Informed consent provisions specify that the doctor who will perform the abortion, or, in some cases, an agent of that doctor, has to contact the patient either face-to-face or by telephone and inform them on a variety of issues identified by politicians who have little or no knowledge of the actual procedure.
Some states require that a specific script be read to the patient. The text is often laden with hyperbole and emotionally charged language, referring to an embryo as an unborn child, for instance. The required information can include inaccurate references to fetal pain, a reminder that the father will be required to provide child support, and an encouragement to review materials on other options provided on a state-sponsored website. A thorough discussion of risks associated with the procedure is also mandated by law.

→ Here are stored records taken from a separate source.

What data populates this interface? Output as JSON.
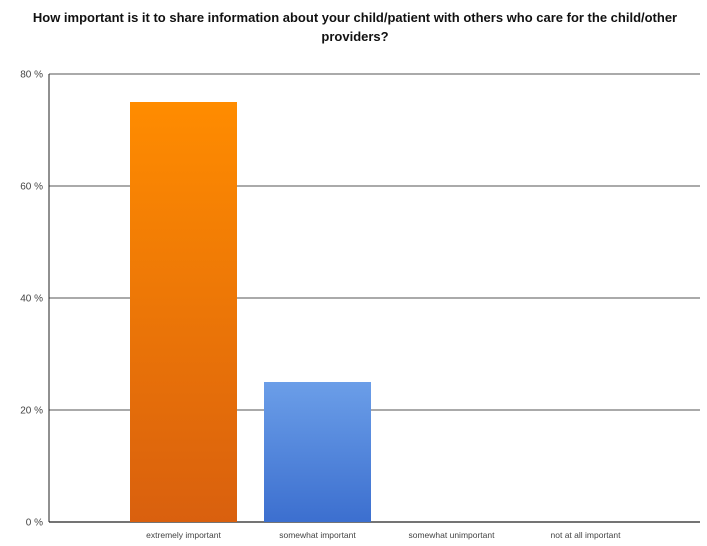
{
  "chart_data": {
    "type": "bar",
    "title": "How important is it to share information about your child/patient with others who care for the child/other providers?",
    "xlabel": "",
    "ylabel": "",
    "categories": [
      "extremely important",
      "somewhat important",
      "somewhat unimportant",
      "not at all important"
    ],
    "values": [
      75,
      25,
      0,
      0
    ],
    "ylim": [
      0,
      80
    ],
    "yticks": [
      0,
      20,
      40,
      60,
      80
    ],
    "ytick_suffix": " %",
    "grid": true,
    "legend": "none",
    "bar_colors": [
      {
        "top": "#ff8c00",
        "bottom": "#d9600e"
      },
      {
        "top": "#6b9ee8",
        "bottom": "#3c6fcf"
      },
      {
        "top": "#6b9ee8",
        "bottom": "#3c6fcf"
      },
      {
        "top": "#6b9ee8",
        "bottom": "#3c6fcf"
      }
    ]
  }
}
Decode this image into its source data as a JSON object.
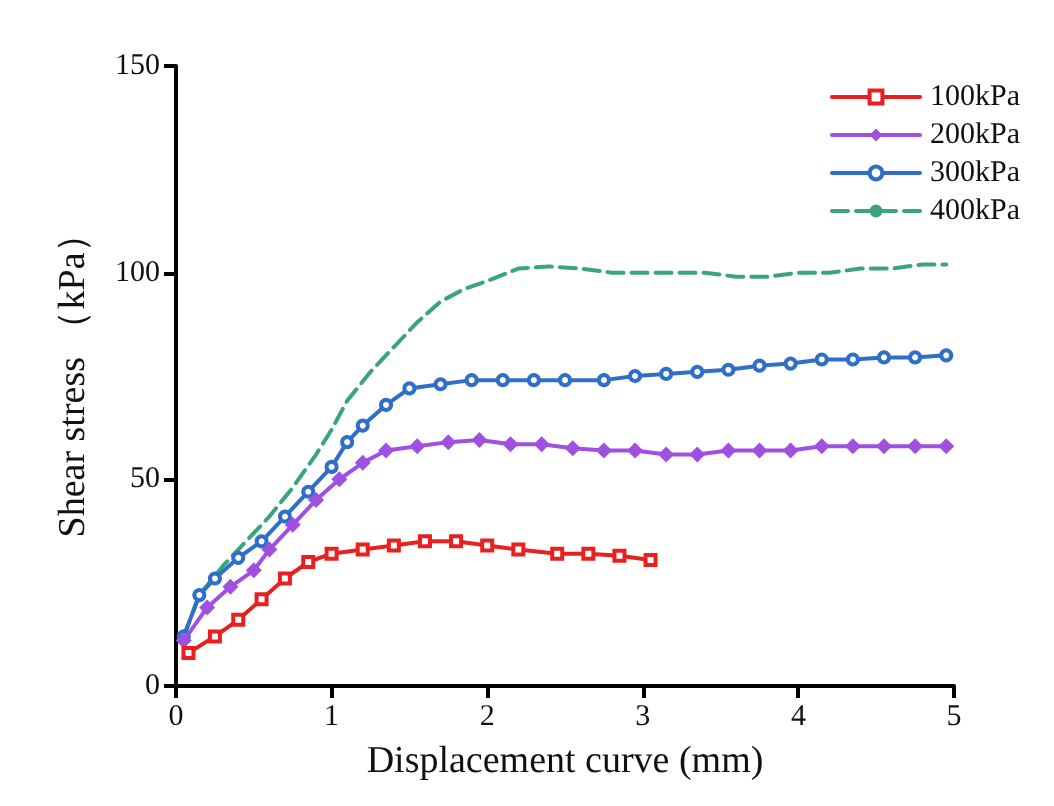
{
  "chart_data": {
    "type": "line",
    "xlabel": "Displacement curve (mm)",
    "ylabel": "Shear stress （kPa）",
    "xlim": [
      0,
      5
    ],
    "xticks": [
      0,
      1,
      2,
      3,
      4,
      5
    ],
    "ylim": [
      0,
      150
    ],
    "yticks": [
      0,
      50,
      100,
      150
    ],
    "grid": false,
    "legend": "top right",
    "series": [
      {
        "name": "100kPa",
        "color": "#e8201f",
        "marker": "square",
        "line_style": "solid",
        "x": [
          0.08,
          0.25,
          0.4,
          0.55,
          0.7,
          0.85,
          1.0,
          1.2,
          1.4,
          1.6,
          1.8,
          2.0,
          2.2,
          2.45,
          2.65,
          2.85,
          3.05
        ],
        "values": [
          8,
          12,
          16,
          21,
          26,
          30,
          32,
          33,
          34,
          35,
          35,
          34,
          33,
          32,
          32,
          31.5,
          30.5
        ]
      },
      {
        "name": "200kPa",
        "color": "#a050e0",
        "marker": "diamond",
        "line_style": "solid",
        "x": [
          0.05,
          0.2,
          0.35,
          0.5,
          0.6,
          0.75,
          0.9,
          1.05,
          1.2,
          1.35,
          1.55,
          1.75,
          1.95,
          2.15,
          2.35,
          2.55,
          2.75,
          2.95,
          3.15,
          3.35,
          3.55,
          3.75,
          3.95,
          4.15,
          4.35,
          4.55,
          4.75,
          4.95
        ],
        "values": [
          11,
          19,
          24,
          28,
          33,
          39,
          45,
          50,
          54,
          57,
          58,
          59,
          59.5,
          58.5,
          58.5,
          57.5,
          57,
          57,
          56,
          56,
          57,
          57,
          57,
          58,
          58,
          58,
          58,
          58
        ]
      },
      {
        "name": "300kPa",
        "color": "#2f6fc9",
        "marker": "circle",
        "line_style": "solid",
        "x": [
          0.05,
          0.15,
          0.25,
          0.4,
          0.55,
          0.7,
          0.85,
          1.0,
          1.1,
          1.2,
          1.35,
          1.5,
          1.7,
          1.9,
          2.1,
          2.3,
          2.5,
          2.75,
          2.95,
          3.15,
          3.35,
          3.55,
          3.75,
          3.95,
          4.15,
          4.35,
          4.55,
          4.75,
          4.95
        ],
        "values": [
          12,
          22,
          26,
          31,
          35,
          41,
          47,
          53,
          59,
          63,
          68,
          72,
          73,
          74,
          74,
          74,
          74,
          74,
          75,
          75.5,
          76,
          76.5,
          77.5,
          78,
          79,
          79,
          79.5,
          79.5,
          80
        ]
      },
      {
        "name": "400kPa",
        "color": "#3aa57a",
        "marker": "none",
        "line_style": "dashed",
        "x": [
          0.05,
          0.15,
          0.3,
          0.45,
          0.6,
          0.75,
          0.9,
          1.0,
          1.1,
          1.25,
          1.4,
          1.55,
          1.7,
          1.85,
          2.0,
          2.2,
          2.4,
          2.6,
          2.8,
          3.0,
          3.2,
          3.4,
          3.6,
          3.8,
          4.0,
          4.2,
          4.4,
          4.6,
          4.8,
          4.95
        ],
        "values": [
          12,
          22,
          29,
          35,
          41,
          48,
          56,
          62,
          69,
          76,
          82,
          88,
          93,
          96,
          98,
          101,
          101.5,
          101,
          100,
          100,
          100,
          100,
          99,
          99,
          100,
          100,
          101,
          101,
          102,
          102
        ]
      }
    ]
  }
}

After that, the patient has to take twenty-four hours to think about her decision. Only then can she legally have an abortion. The penalties for not following these laws range from significant fines to prison sentences.
I spend many hours in the evenings and early mornings calling patients to provide them the information mandated by law so that they can avoid an additional trip to the clinic and absences from school or work. Putting all the information into context and explaining the bigger picture take a tremendous amount of time.
If I tell a woman that she could die from the abortion procedure and leave it at that, it scares the bejesus out of her. If, however, I explain that there is a higher risk of complications from wisdom tooth extraction, it puts the statement into perspective.
It isn’t uncommon to play phone tag or fall prey to unforeseen problems that cause us to miss our phone session. Those patients may lose their appointments altogether or have to delay their procedures because we can’t connect.